Dans l’ensemble, il apparaît donc que les directions nationales de la CGT ou du PCF ont une attitude plus de laisser-faire que d’encouragement. Les positions de la SFIO sont également plus complexes que ce que l’on pourrait penser. Gaston Defferre, dans l’une de ses premières déclarations sur ce thème, s’oppose au « système facile des réquisitions ». D’une manière qui peut, aujourd’hui, nous sembler étonnante, il estime que celles-ci ne sont « qu’une mesure palliative » et il se prononce, de préférence, pour la nationalisation ou la municipalisation. Le fait que Gaston Defferre soit, à ce moment-là, président de la délégation municipale de Marseille semble jouer pour beaucoup dans cette prise de position. L’évolution des positions du Mouvement républicain populaire (MRP) est significative de l’importance du retour progressif au jeu politique traditionnel. Au départ, ce mouvement s’affirme très favorable aux réquisitions et appelle même à aller plus loin : il exprime ainsi la nouvelle radicalité des dirigeants chrétiens engagés dans la Résistance. Un article du quotidien le Méridional appelle, le 23 septembre 1944, à « rendre au travailleur ses outils ». Mais, rapidement, le MRP adopte une attitude beaucoup plus réservée, puis critique. En témoigne le débat autour de la fin des réquisitions : la proposition de loi de Germaine Poinso-Chapuis (votée pourtant à l’unanimité par tous les groupes en 1947) est nettement en retrait des deux propositions, communiste, présentée par Raymonde Nédelec, ou socialiste, de Francis Leenhardt. Il existe enfin de très fortes réticences au niveau gouvernemental. Raymond Aubrac est mis en garde à ce propos par René Mayer. J’ai retrouvé, pour ma part, deux télégrammes de Robert Lacoste, ministre de la Production industrielle, qui, en octobre 1944, appelle à éviter les réquisitions.

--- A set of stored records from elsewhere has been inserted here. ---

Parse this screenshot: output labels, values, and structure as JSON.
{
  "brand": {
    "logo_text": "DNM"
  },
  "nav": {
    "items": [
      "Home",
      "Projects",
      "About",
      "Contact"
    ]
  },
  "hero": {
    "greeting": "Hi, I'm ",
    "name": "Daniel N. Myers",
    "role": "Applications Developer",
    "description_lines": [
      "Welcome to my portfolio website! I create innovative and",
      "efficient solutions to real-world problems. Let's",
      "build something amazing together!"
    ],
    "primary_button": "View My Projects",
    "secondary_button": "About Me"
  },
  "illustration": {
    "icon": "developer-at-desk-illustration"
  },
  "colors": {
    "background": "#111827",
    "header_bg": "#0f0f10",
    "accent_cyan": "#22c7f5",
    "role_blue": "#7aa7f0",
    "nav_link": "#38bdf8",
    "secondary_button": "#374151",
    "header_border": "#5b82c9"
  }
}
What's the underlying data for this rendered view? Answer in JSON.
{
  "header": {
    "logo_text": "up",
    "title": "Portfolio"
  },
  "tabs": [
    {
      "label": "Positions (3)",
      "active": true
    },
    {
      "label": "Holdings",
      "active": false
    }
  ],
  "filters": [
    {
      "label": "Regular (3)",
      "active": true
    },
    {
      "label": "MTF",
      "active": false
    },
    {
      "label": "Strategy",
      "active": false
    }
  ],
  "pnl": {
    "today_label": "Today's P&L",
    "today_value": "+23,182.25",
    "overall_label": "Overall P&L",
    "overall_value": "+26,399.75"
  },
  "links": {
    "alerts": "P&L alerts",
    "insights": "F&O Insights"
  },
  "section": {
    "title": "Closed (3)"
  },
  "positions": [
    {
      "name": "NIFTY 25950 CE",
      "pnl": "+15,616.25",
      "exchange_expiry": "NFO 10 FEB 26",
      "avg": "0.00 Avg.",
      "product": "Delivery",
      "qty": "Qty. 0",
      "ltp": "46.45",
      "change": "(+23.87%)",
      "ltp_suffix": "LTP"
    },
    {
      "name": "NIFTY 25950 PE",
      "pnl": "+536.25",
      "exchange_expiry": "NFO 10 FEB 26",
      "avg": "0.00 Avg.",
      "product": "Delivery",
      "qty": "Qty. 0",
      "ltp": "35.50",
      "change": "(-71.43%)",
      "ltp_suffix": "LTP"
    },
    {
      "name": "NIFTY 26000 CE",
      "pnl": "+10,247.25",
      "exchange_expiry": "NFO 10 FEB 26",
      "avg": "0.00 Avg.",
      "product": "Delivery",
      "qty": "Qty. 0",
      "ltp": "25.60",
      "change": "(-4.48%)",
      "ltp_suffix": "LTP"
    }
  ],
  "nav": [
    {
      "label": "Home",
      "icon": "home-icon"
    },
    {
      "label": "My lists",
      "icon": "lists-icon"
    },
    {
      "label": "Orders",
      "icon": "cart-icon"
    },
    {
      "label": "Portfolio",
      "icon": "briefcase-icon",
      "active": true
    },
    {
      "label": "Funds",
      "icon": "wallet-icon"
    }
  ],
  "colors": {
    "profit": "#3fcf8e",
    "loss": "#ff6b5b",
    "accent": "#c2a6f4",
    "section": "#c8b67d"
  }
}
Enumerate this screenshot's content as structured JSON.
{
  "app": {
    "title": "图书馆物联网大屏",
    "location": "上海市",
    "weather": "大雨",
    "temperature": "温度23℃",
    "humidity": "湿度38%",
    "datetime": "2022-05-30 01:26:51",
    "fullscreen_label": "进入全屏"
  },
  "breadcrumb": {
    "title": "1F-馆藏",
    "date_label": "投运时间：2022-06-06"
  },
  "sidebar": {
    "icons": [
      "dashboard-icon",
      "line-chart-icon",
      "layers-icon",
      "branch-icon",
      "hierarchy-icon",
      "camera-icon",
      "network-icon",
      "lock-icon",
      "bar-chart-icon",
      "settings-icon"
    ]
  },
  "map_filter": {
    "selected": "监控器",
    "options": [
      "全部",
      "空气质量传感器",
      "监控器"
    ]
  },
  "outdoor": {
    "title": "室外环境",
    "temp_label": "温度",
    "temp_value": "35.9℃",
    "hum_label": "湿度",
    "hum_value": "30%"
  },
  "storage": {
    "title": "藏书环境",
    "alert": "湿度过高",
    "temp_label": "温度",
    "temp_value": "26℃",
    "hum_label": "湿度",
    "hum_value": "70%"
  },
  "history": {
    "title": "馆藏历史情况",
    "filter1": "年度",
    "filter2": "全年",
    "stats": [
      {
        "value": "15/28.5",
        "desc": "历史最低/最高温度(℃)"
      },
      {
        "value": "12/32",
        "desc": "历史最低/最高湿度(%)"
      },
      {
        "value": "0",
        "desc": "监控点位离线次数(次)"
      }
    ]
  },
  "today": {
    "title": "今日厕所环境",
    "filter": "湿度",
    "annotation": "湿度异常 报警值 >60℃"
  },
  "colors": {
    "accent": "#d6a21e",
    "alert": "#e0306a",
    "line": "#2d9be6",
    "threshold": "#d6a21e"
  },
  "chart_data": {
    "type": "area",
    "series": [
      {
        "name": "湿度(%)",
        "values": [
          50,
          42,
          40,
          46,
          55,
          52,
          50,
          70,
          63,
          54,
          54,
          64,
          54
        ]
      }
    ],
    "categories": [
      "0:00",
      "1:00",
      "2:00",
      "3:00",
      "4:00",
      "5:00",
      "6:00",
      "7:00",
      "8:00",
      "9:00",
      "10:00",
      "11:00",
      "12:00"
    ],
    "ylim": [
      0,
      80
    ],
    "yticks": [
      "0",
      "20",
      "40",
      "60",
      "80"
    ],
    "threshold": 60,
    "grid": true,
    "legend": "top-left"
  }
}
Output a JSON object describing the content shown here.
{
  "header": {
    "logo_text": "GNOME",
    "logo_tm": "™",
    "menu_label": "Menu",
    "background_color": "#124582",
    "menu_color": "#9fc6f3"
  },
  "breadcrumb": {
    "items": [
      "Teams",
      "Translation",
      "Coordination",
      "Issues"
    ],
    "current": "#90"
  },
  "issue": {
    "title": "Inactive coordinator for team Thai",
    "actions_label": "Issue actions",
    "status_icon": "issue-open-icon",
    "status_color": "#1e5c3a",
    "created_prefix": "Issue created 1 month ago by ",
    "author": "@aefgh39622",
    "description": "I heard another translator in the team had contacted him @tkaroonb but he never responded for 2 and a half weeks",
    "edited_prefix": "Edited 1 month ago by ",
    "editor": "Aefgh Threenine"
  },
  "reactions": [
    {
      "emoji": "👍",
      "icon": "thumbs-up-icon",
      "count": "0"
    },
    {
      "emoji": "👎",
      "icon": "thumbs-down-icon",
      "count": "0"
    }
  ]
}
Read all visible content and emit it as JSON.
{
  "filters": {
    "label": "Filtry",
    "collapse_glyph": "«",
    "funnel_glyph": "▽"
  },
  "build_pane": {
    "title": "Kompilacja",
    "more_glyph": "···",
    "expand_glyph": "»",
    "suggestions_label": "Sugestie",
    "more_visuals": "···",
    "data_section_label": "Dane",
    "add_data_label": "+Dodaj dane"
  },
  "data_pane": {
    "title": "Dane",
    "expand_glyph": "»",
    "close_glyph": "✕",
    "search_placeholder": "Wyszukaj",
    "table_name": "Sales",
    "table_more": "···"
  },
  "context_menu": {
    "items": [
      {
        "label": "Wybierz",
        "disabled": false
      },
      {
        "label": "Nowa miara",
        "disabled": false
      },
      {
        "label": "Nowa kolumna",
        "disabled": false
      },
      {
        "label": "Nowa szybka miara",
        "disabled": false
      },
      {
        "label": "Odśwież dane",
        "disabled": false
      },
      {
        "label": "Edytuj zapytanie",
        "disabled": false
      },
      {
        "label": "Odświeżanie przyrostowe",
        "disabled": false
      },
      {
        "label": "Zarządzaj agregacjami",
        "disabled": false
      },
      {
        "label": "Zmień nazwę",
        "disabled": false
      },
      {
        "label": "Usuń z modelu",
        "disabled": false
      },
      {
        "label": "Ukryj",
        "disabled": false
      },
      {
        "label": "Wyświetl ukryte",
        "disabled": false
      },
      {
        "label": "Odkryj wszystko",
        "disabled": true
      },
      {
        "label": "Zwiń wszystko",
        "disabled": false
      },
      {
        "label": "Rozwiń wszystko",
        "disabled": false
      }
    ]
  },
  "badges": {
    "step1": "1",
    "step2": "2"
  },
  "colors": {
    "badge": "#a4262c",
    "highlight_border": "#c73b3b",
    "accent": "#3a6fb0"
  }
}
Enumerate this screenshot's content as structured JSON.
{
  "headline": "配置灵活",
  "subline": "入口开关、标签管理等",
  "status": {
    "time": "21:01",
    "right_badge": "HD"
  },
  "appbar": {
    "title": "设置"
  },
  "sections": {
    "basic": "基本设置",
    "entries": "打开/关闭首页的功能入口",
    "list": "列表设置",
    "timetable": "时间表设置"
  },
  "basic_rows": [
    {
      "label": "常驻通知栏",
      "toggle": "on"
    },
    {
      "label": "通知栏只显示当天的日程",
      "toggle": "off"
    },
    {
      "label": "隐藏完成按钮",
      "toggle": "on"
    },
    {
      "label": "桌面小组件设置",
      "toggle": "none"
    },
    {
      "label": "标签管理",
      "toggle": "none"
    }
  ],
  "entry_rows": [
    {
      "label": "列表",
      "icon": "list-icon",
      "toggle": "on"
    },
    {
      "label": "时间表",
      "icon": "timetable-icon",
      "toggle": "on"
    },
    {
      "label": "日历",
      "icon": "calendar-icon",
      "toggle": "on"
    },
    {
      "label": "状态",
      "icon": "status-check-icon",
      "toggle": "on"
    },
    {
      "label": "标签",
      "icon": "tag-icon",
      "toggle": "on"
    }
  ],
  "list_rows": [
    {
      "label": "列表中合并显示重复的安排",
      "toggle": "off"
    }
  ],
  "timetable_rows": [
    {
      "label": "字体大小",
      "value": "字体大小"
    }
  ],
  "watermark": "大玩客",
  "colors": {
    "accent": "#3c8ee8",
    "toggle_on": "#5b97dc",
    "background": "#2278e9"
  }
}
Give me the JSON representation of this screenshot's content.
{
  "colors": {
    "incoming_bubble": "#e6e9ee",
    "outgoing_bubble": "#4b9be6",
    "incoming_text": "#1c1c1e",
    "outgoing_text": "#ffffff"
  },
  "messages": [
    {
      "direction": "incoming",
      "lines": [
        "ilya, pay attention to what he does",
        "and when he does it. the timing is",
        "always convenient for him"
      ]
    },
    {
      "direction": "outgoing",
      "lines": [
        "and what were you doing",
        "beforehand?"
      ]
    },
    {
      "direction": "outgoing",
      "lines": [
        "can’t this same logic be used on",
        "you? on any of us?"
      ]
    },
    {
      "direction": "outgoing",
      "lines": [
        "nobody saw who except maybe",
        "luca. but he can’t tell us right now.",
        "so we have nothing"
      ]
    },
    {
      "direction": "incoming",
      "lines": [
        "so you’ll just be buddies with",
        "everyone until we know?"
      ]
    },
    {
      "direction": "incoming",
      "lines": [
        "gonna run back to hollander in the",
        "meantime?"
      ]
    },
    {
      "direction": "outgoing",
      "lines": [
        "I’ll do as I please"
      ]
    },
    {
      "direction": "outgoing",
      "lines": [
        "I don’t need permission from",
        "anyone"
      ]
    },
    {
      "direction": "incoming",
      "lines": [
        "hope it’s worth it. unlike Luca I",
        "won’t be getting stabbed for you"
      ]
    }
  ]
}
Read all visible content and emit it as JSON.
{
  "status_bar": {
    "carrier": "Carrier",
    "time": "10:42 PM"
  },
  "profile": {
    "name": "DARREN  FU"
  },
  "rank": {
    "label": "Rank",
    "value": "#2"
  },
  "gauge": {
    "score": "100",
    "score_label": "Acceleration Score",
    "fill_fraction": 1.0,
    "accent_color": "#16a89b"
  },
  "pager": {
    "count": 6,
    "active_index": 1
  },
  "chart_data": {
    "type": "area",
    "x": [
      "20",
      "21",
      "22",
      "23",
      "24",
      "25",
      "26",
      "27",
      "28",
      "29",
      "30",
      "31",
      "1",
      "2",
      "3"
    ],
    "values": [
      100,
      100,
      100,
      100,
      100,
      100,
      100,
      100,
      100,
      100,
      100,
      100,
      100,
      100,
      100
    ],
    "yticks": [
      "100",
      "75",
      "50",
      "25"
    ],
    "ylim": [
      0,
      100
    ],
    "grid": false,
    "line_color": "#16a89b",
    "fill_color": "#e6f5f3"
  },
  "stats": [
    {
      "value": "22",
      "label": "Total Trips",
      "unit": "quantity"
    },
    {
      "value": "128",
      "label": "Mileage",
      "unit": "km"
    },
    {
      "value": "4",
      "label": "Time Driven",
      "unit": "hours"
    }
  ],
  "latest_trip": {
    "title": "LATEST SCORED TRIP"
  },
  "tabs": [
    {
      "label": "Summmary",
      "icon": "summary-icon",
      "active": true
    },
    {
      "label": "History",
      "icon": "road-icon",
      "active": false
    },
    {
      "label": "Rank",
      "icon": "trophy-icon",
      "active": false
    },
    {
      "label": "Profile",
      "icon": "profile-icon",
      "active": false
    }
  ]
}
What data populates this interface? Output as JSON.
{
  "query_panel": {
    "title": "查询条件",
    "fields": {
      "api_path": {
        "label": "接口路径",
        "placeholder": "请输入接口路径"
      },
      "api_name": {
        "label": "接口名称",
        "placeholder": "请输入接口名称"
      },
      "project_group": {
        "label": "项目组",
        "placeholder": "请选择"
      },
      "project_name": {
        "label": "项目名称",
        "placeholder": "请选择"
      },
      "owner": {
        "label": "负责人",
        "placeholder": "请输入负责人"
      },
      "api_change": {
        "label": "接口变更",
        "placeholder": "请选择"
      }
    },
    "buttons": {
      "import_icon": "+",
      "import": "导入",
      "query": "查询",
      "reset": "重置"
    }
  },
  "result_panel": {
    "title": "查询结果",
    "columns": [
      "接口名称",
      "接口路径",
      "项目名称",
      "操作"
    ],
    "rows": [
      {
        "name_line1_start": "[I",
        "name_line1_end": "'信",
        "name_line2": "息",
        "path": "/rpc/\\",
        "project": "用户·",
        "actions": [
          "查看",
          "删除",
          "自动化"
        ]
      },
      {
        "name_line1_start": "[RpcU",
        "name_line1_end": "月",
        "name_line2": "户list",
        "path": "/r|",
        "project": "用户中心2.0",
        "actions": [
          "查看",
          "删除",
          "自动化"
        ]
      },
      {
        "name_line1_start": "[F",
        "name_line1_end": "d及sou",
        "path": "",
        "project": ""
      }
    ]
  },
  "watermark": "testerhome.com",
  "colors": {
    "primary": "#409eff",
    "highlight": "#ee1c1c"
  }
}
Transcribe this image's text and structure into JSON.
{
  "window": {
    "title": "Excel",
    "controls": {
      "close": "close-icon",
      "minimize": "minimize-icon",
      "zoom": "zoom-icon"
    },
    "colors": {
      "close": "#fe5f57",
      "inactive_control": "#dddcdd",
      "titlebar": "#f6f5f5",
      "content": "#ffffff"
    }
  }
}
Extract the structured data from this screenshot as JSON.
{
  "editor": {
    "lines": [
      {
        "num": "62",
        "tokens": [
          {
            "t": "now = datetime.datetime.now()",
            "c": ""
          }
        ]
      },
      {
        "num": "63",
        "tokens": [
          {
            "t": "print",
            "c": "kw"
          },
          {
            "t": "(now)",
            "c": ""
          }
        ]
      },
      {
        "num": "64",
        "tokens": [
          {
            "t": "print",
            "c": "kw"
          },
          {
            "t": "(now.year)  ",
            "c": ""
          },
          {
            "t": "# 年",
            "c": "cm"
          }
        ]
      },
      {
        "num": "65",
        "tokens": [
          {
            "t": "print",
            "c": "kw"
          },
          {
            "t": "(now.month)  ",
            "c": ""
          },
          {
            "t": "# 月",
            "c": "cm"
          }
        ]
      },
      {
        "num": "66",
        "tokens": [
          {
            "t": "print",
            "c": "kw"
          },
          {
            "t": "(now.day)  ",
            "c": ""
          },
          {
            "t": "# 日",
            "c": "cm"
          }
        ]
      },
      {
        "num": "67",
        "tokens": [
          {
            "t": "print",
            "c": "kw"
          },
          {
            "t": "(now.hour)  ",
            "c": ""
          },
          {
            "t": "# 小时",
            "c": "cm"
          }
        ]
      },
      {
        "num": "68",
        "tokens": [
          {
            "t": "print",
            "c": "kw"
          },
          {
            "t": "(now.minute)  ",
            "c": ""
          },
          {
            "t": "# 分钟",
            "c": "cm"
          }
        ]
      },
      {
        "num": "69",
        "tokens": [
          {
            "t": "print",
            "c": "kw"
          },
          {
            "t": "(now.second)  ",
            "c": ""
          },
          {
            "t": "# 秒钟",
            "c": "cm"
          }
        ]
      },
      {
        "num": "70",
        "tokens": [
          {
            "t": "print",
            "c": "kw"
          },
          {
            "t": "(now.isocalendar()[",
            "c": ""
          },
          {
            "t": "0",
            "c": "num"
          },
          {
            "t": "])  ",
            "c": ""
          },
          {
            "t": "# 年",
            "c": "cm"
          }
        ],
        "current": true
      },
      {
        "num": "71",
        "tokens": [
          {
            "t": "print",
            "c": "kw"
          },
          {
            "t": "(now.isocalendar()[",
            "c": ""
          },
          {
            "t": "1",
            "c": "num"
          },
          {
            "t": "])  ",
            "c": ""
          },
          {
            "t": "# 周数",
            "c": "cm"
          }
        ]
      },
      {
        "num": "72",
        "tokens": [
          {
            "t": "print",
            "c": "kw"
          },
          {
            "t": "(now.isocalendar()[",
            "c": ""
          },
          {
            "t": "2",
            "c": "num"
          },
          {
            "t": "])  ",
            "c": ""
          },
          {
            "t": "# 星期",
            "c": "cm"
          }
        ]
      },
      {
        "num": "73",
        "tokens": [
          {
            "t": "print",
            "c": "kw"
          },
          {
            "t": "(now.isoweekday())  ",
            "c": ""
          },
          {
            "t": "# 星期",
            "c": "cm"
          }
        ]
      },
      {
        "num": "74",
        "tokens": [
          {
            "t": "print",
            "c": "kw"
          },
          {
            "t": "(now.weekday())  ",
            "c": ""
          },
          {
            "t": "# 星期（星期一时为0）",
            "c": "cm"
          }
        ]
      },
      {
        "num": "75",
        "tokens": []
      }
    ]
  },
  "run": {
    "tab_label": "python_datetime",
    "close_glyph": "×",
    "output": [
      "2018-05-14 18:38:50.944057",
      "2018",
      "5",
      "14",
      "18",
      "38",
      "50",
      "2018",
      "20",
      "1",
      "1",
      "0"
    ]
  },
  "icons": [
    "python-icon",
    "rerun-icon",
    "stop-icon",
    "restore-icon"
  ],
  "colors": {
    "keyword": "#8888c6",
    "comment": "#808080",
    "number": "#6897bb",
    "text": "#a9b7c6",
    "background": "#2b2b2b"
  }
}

Raymond Aubrac parle de cette décision comme relevant 
d’une nécessité de gestion. Mais 
le mouvement ainsi créé a produit autre chose. De quoi s’agissait-il alors ? De soviets ? D’autogestion ? De cogestion ?

Robert Mencherini. Il est vrai que les réquisitions d’entreprises correspondent à des mesures de gestion, je l’ai déjà dit, mais elles ne se réduisent pas à cet aspect. La loi de 1938 ne prévoit pas la mise en place de comités de gestion, même consultatifs. Il y a donc bien une volonté de faire participer les salariés à la gestion de l’économie, comme le souhaite d’ailleurs le programme du Conseil national de la Résistance. Cela dit, il est difficile de définir la « gestion ouvrière » (comme l’appelle la presse communiste ou cégétiste) sans simplifications, ni anachronismes. D’abord, les directions des quinze entreprises présentent, sous la similitude des textes, très brefs, qui les désignent, des modes de gestion divers. Aux ADN, les actionnaires refusent de désigner leurs représentants. En revanche, chez Coder, le directeur provisoire n’est autre que le gendre de l’ancien dirigeant et les actionnaires sont présents dans le comité de gestion.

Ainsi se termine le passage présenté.